You need the exc CLI installed and logged in. See CLI Installation.

Console

  1. Open console.excloud.dev/console/secrets.
  2. Click New secret or Create your first secret.
  3. Set the secret path and value.
  4. Use reveal and events actions when you need plaintext or audit history.
Secrets in the Excloud console

1. Create

exc secret create --path /app/prod/db_url \
  --value 'postgres://app:[email protected]:5432/app'

--value is convenient but leaks the secret into your shell history. For real use, prefer one of:

exc secret create --path /app/prod/db_url --from-file ./db_url.txt
exc secret create --path /app/prod/db_url --from-stdin    # prompts without echo on a TTY

The path is the human-friendly identifier (must start with /). The server also returns an integer id you can pin in code if you want stability across path renames.

2. List / look up

exc secret list
exc secret lookup --path /app/prod/db_url

Both return metadata only — never plaintext.

3. Reveal

exc secret reveal --path /app/prod/db_url

This is the only call that returns the secret value. It is logged — every call writes an audit row.

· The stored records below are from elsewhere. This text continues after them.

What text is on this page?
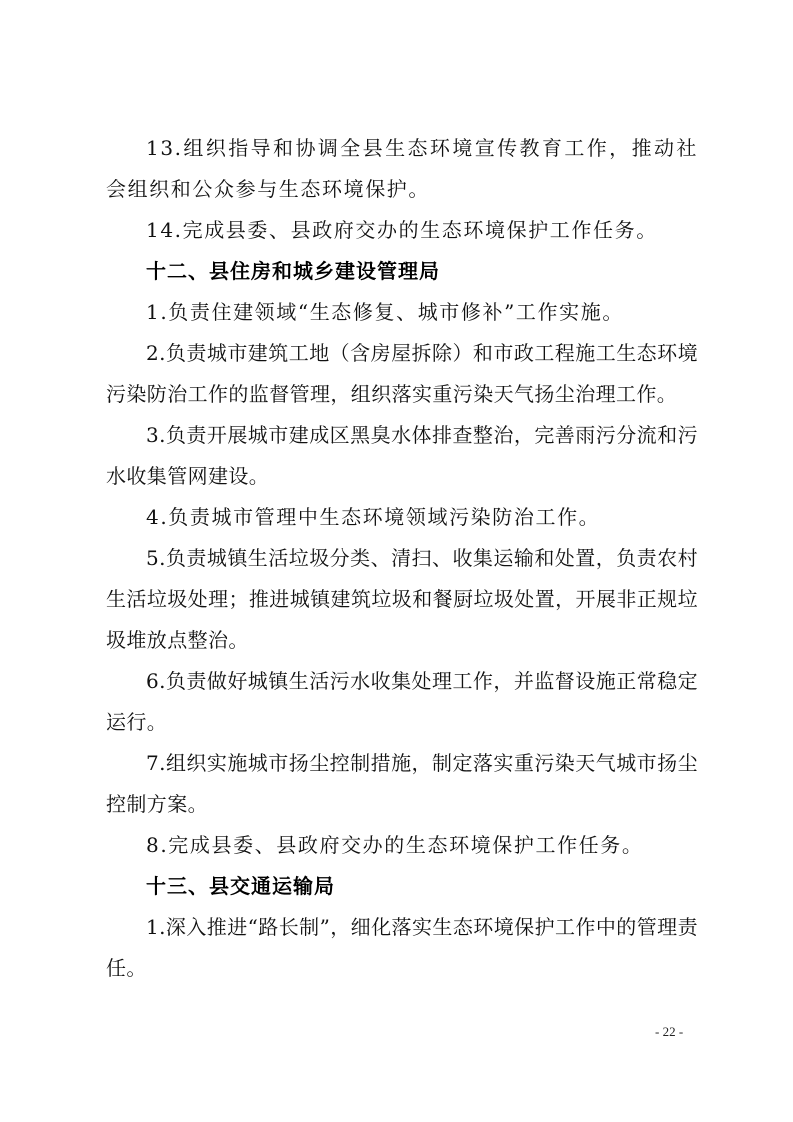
13.组织指导和协调全县生态环境宣传教育工作，推动社会组织和公众参与生态环境保护。

14.完成县委、县政府交办的生态环境保护工作任务。

十二、县住房和城乡建设管理局

1.负责住建领域“生态修复、城市修补”工作实施。

2.负责城市建筑工地（含房屋拆除）和市政工程施工生态环境污染防治工作的监督管理，组织落实重污染天气扬尘治理工作。

3.负责开展城市建成区黑臭水体排查整治，完善雨污分流和污水收集管网建设。

4.负责城市管理中生态环境领域污染防治工作。

5.负责城镇生活垃圾分类、清扫、收集运输和处置，负责农村生活垃圾处理；推进城镇建筑垃圾和餐厨垃圾处置，开展非正规垃圾堆放点整治。

6.负责做好城镇生活污水收集处理工作，并监督设施正常稳定运行。

7.组织实施城市扬尘控制措施，制定落实重污染天气城市扬尘控制方案。

8.完成县委、县政府交办的生态环境保护工作任务。

十三、县交通运输局

1.深入推进“路长制”，细化落实生态环境保护工作中的管理责任。

- 22 -
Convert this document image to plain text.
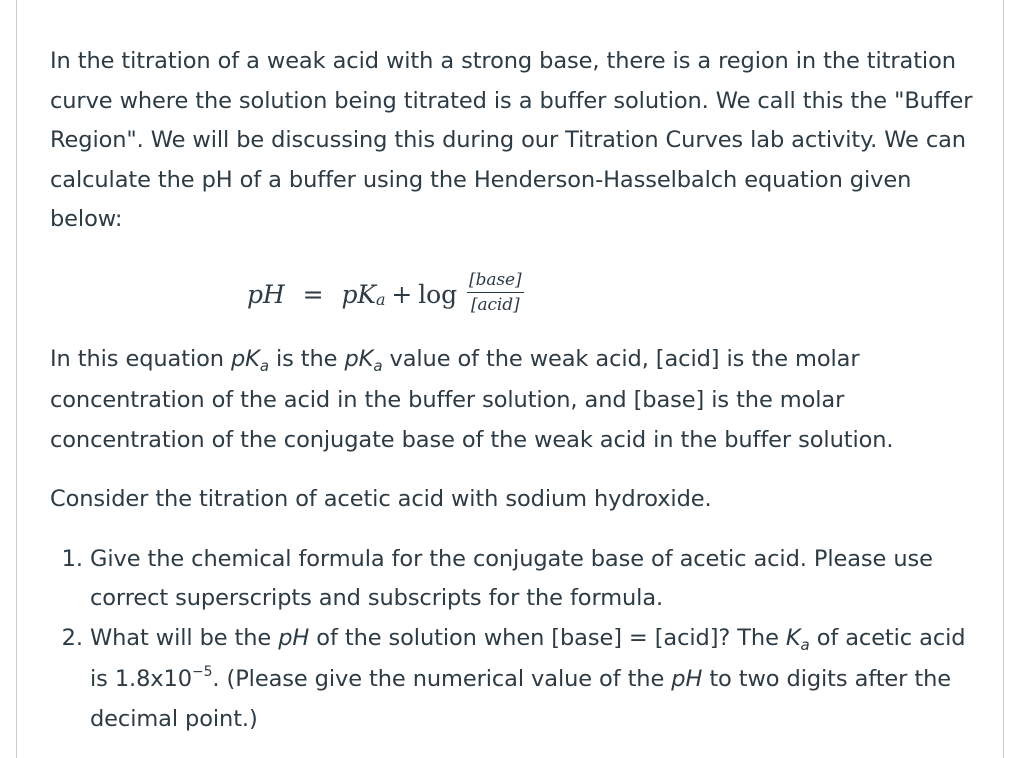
In the titration of a weak acid with a strong base, there is a region in the titration curve where the solution being titrated is a buffer solution. We call this the "Buffer Region". We will be discussing this during our Titration Curves lab activity. We can calculate the pH of a buffer using the Henderson-Hasselbalch equation given below:

pH = pK $a + \log \frac{\text{[base]}}{\text{[acid]}}$

In this equation $pK_a$ is the $pK_a$ value of the weak acid, [acid] is the molar concentration of the acid in the buffer solution, and [base] is the molar concentration of the conjugate base of the weak acid in the buffer solution.

Consider the titration of acetic acid with sodium hydroxide.

1. Give the chemical formula for the conjugate base of acetic acid. Please use correct superscripts and subscripts for the formula.
2. What will be the pH of the solution when [base] = [acid]? The $K_a$ of acetic acid is $1.8x10^{-5}$. (Please give the numerical value of the pH to two digits after the decimal point.)
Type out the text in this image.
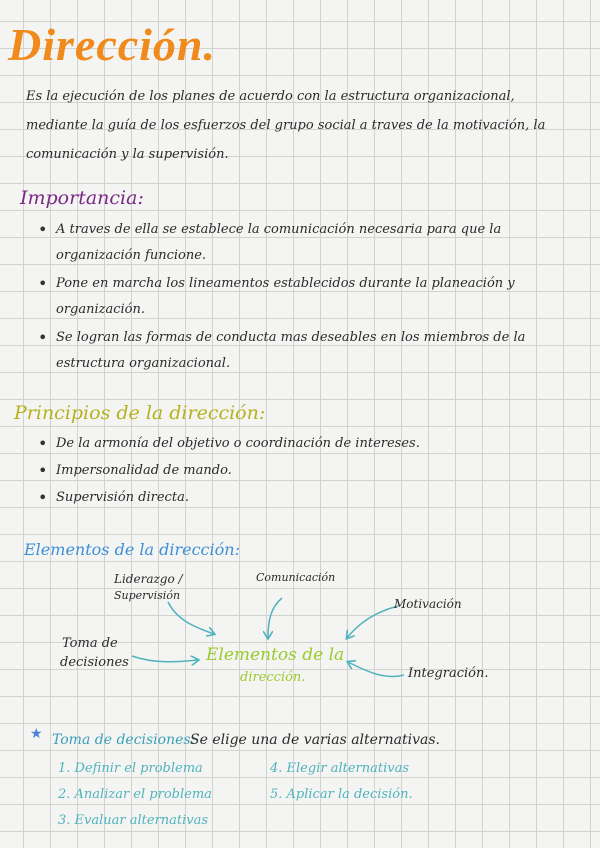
Dirección.
Es la ejecución de los planes de acuerdo con la estructura organizacional, mediante la guía de los esfuerzos del grupo social a traves de la motivación, la comunicación y la supervisión.
Importancia:
• A traves de ella se establece la comunicación necesaria para que la organización funcione.
• Pone en marcha los lineamentos establecidos durante la planeación y organización.
• Se logran las formas de conducta mas deseables en los miembros de la estructura organizacional.
Principios de la dirección:
• De la armonía del objetivo o coordinación de intereses.
• Impersonalidad de mando.
• Supervisión directa.
Elementos de la dirección:
Liderazgo /
Supervisión
Comunicación
Motivación
Toma de
decisiones
Integración.
Elementos de la
dirección.
★ Toma de decisiones:
Se elige una de varias alternativas.
1. Definir el problema
2. Analizar el problema
3. Evaluar alternativas
4. Elegir alternativas
5. Aplicar la decisión.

Identify by path (above) or by id:

exc secret reveal --id 1

For scripts, capture into a variable. reveal prints the value followed by a trailing newline, which command substitution strips:

DB_URL=$(exc secret reveal --path /app/prod/db_url)
my-app --db-url="$DB_URL"
unset DB_URL

Other output modes:

  • --out PATH writes the value to a file with mode 0600 (combine with --silent to keep it off stdout).
  • --copy puts the value on the OS clipboard.
  • --env VAR emits a shell-safe VAR='…' line: eval $(exc secret reveal --path /app/prod/db_url --env DB_URL).

4. Rotate

exc secret version add --path /app/prod/db_url \
  --value 'postgres://app:[email protected]:5432/app'

The new version becomes the default returned by exc secret reveal. The old one stays readable explicitly:

exc secret version list --path /app/prod/db_url
exc secret reveal       --path /app/prod/db_url --version 1

Useful during a rolling deploy where some consumers still have the old value cached.

5. Audit

exc secret events --path /app/prod/db_url

Returns who read or modified the secret, when, and from which API client. This is what to grep when you suspect a credential leaked.

6. Soft-delete

exc secret delete --path /app/prod/db_url --yes

Soft-delete marks the secret as deleted, removes it from list/lookup/get, and frees the path for re-creation. There is no undo — pass --yes only when you’re sure (omit it on a TTY to be prompted).

Access control

The IAM action namespace for secrets is secrets:*. The default Admin policy grants everything. For least-privilege:

{
  "Version": "2024-03-05",
  "Statements": [
    { "Effect": "Allow", "Action": ["secrets:list", "secrets:get", "secrets:reveal"], "Resource": "*" }
  ]
}

For finer scoping (per-path), see the Policies guide.